Using the Skeleton planner:
Very similar to above... Open ~/catkin_ws/src/mav_voxblox_planning/voxblox_skeleton_planner/launch/skeleton_saved_map.launch
and update the paths to point to matching skeleton and sparse graph files from the maps above.
Run it with:
roslaunch voxblox_skeleton_planner skeleton_saved_map.launch
In the planning panel, enter voxblox_skeleton_planner
as the planner name, and add a VoxbloxMesh
display with the topic /voxblox_skeleton_planner/mesh
and a MarkerArray
display with the topic /voxblox_skeleton_planner/path
. Additionally you can add a MarkerArray
with topic /voxblox_skeleton_planner/sparse_graph
You can now press the "Planner Service" button to plan!
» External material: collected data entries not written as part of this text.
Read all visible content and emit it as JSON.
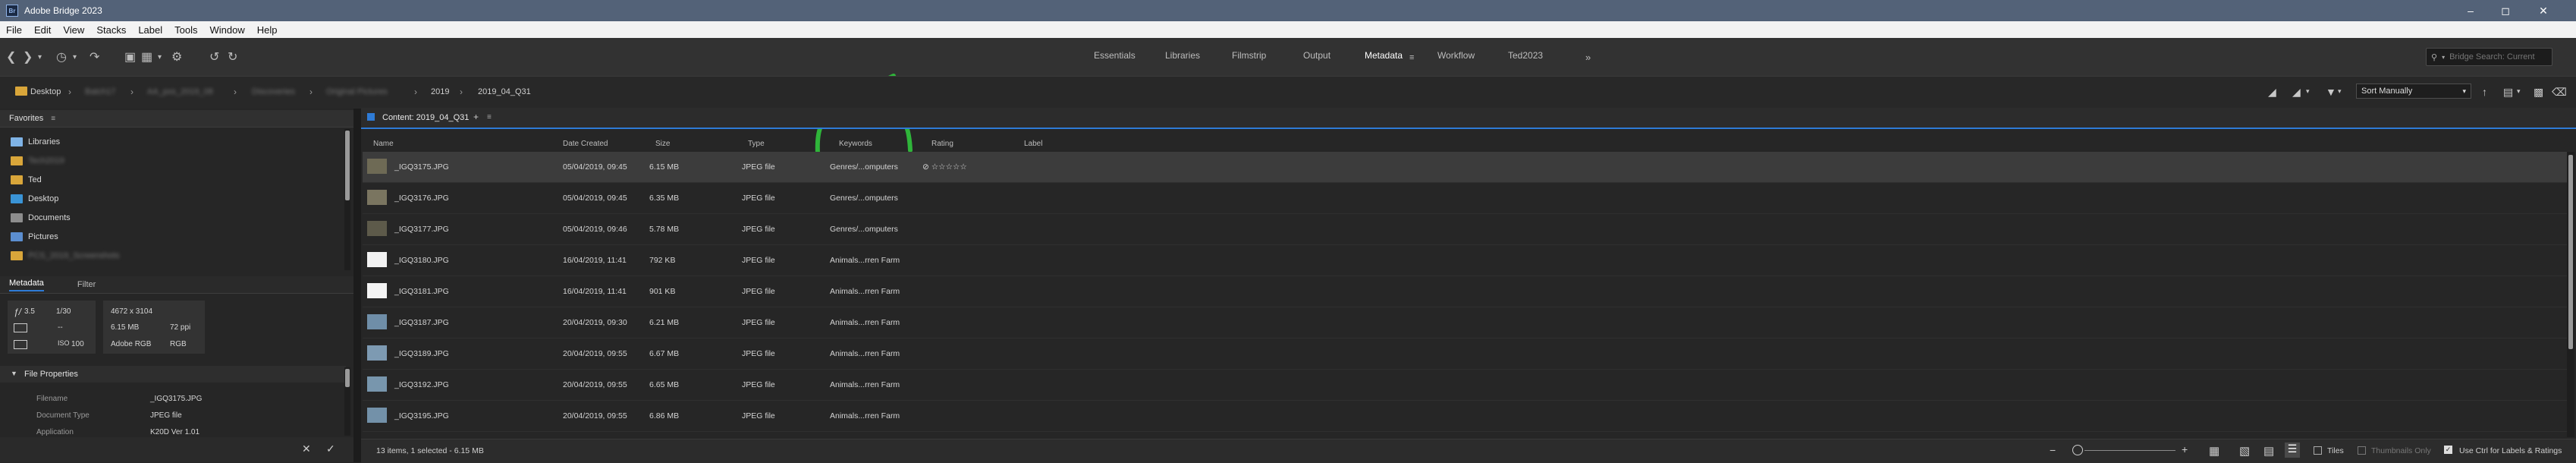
{
  "window": {
    "title": "Adobe Bridge 2023",
    "app_icon": "Br",
    "controls": [
      "minimize-icon",
      "maximize-icon",
      "close-icon"
    ]
  },
  "menu": [
    "File",
    "Edit",
    "View",
    "Stacks",
    "Label",
    "Tools",
    "Window",
    "Help"
  ],
  "workspaces": [
    "Essentials",
    "Libraries",
    "Filmstrip",
    "Output",
    "Metadata",
    "Workflow",
    "Ted2023"
  ],
  "active_workspace": "Metadata",
  "search": {
    "placeholder": "Bridge Search: Current"
  },
  "path": {
    "root": "Desktop",
    "blurred": [
      "Batch17",
      "AA_pxs_2019_08",
      "Discoveries",
      "Original Pictures"
    ],
    "folders": [
      "2019",
      "2019_04_Q31"
    ]
  },
  "sort": {
    "label": "Sort Manually"
  },
  "favorites": {
    "title": "Favorites",
    "items": [
      {
        "label": "Libraries",
        "color": "#7fb3e6",
        "blurred": false
      },
      {
        "label": "Tech2019",
        "color": "#d9a63a",
        "blurred": true
      },
      {
        "label": "Ted",
        "color": "#d9a63a",
        "blurred": false
      },
      {
        "label": "Desktop",
        "color": "#3a94d6",
        "blurred": false
      },
      {
        "label": "Documents",
        "color": "#8d8d8d",
        "blurred": false
      },
      {
        "label": "Pictures",
        "color": "#5b8ed0",
        "blurred": false
      },
      {
        "label": "PCS_2019_Screenshots",
        "color": "#d9a63a",
        "blurred": true
      }
    ]
  },
  "metadata_panel": {
    "tabs": [
      "Metadata",
      "Filter"
    ],
    "camera": {
      "fstop": "3.5",
      "shutter": "1/30",
      "dash1": "--",
      "iso_label": "ISO",
      "iso": "100"
    },
    "image": {
      "dimensions": "4672 x 3104",
      "size": "6.15 MB",
      "resolution": "72 ppi",
      "profile": "Adobe RGB",
      "mode": "RGB"
    },
    "section": "File Properties",
    "properties": [
      {
        "label": "Filename",
        "value": "_IGQ3175.JPG"
      },
      {
        "label": "Document Type",
        "value": "JPEG file"
      },
      {
        "label": "Application",
        "value": "K20D Ver 1.01"
      }
    ]
  },
  "content": {
    "tab_label": "Content: 2019_04_Q31",
    "columns": [
      "Name",
      "Date Created",
      "Size",
      "Type",
      "Keywords",
      "Rating",
      "Label"
    ],
    "rows": [
      {
        "name": "_IGQ3175.JPG",
        "date": "05/04/2019, 09:45",
        "size": "6.15 MB",
        "type": "JPEG file",
        "keywords": "Genres/...omputers",
        "rating": "⊘ ☆☆☆☆☆",
        "thumb": "#6e6a55",
        "selected": true
      },
      {
        "name": "_IGQ3176.JPG",
        "date": "05/04/2019, 09:45",
        "size": "6.35 MB",
        "type": "JPEG file",
        "keywords": "Genres/...omputers",
        "rating": "",
        "thumb": "#7a7560",
        "selected": false
      },
      {
        "name": "_IGQ3177.JPG",
        "date": "05/04/2019, 09:46",
        "size": "5.78 MB",
        "type": "JPEG file",
        "keywords": "Genres/...omputers",
        "rating": "",
        "thumb": "#5d5a4a",
        "selected": false
      },
      {
        "name": "_IGQ3180.JPG",
        "date": "16/04/2019, 11:41",
        "size": "792 KB",
        "type": "JPEG file",
        "keywords": "Animals...rren Farm",
        "rating": "",
        "thumb": "#f2f2f2",
        "selected": false
      },
      {
        "name": "_IGQ3181.JPG",
        "date": "16/04/2019, 11:41",
        "size": "901 KB",
        "type": "JPEG file",
        "keywords": "Animals...rren Farm",
        "rating": "",
        "thumb": "#f4f4f4",
        "selected": false
      },
      {
        "name": "_IGQ3187.JPG",
        "date": "20/04/2019, 09:30",
        "size": "6.21 MB",
        "type": "JPEG file",
        "keywords": "Animals...rren Farm",
        "rating": "",
        "thumb": "#6f8ea8",
        "selected": false
      },
      {
        "name": "_IGQ3189.JPG",
        "date": "20/04/2019, 09:55",
        "size": "6.67 MB",
        "type": "JPEG file",
        "keywords": "Animals...rren Farm",
        "rating": "",
        "thumb": "#7d9ab2",
        "selected": false
      },
      {
        "name": "_IGQ3192.JPG",
        "date": "20/04/2019, 09:55",
        "size": "6.65 MB",
        "type": "JPEG file",
        "keywords": "Animals...rren Farm",
        "rating": "",
        "thumb": "#7896ad",
        "selected": false
      },
      {
        "name": "_IGQ3195.JPG",
        "date": "20/04/2019, 09:55",
        "size": "6.86 MB",
        "type": "JPEG file",
        "keywords": "Animals...rren Farm",
        "rating": "",
        "thumb": "#7391a9",
        "selected": false
      }
    ]
  },
  "status": {
    "text": "13 items, 1 selected - 6.15 MB",
    "tiles_label": "Tiles",
    "thumbs_only_label": "Thumbnails Only",
    "ctrl_label": "Use Ctrl for Labels & Ratings"
  },
  "annotation_color": "#2fb53a"
}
Pink is the shortened path from the sparse graph, and teal is smoothed using loco through it.
Try out Local Planning
This demo is about using the mav_local_planner to do live replanning at 4 Hz in a simulation environment.
The local planner uses loco
to locally track a waypoint, or if given a list of waypoints, plan a smooth path through them.
Install Rotors Simulator
Follow the installation instructions here to install Rotors Simulator, which is an MAV simulator built on top of gazebo. This will allow us to fully simulate a typical MAV, with a visual-inertial sensor mounted on it.
Install the planning pannel (if you haven't yet)
See instructions above: here.
Run the simulation
After rotors is up and running, in a new terminal, launch the firefly sim:
roslaunch mav_local_planner firefly_sim.launch
A gazebo window will come up, showing something similar to this:
You can then control the MAV using the planning panel. Enter firefly
as the Namespace
in the planning panel, then either type a position for the goal or edit the goal to drag it around. To send it to the local planner, press the Send Waypoint
button.
The trajectory will be visualized as a visualization_msgs/MarkerArray
with the topic /firefly/mav_local_planner/local_path
and you can view the explored mesh as a voxblox_msgs/Mesh
message with the topic /firefly/voxblox_node/mesh
. The complete setup is shown below:
In case the MAV gets stuck, you can use Send to Controller
, which will directly send the pose command to the controller -- with no collision avoidance or trajectory planning.
Try out global + local planning
Once you've explored some of the map in simulation, you can also use the global planner to plan longer paths through known space.
First, start the simulation global RRT* planner (this is in addition to the firefly_sim.launch
file above):
roslaunch voxblox_rrt_planner firefly_rrt.launch
Local planning only uses the goal point, but global planning requires a start point as well (as the global planner does not know the odometry of the MAV). For this, we can use the Set start to odom
option in the planning panel.
To do this, in the Odometry Topic
field, enter ground_truth/odometry
and check the Set start to odom
check-box. Now the start location will automatically track the odometry of the Firefly as it moves.
Once the start and goal poses are set as you want, press Planner Service
. In rviz, add a MarkerArray
display with the topic /firefly/voxblox_rrt_planner/path
to visualize what the planner has planned. Once you are happy with this path, press Publish Path
to send it to the local planner, which should start tracking the path immediately.
Advanced
Skeletonize your own maps
TODO! Instructions coming soon. See the voxblox_skeleton/launch/skeletonize_map.launch
file for reference, please make an issue if there are any questions or problems.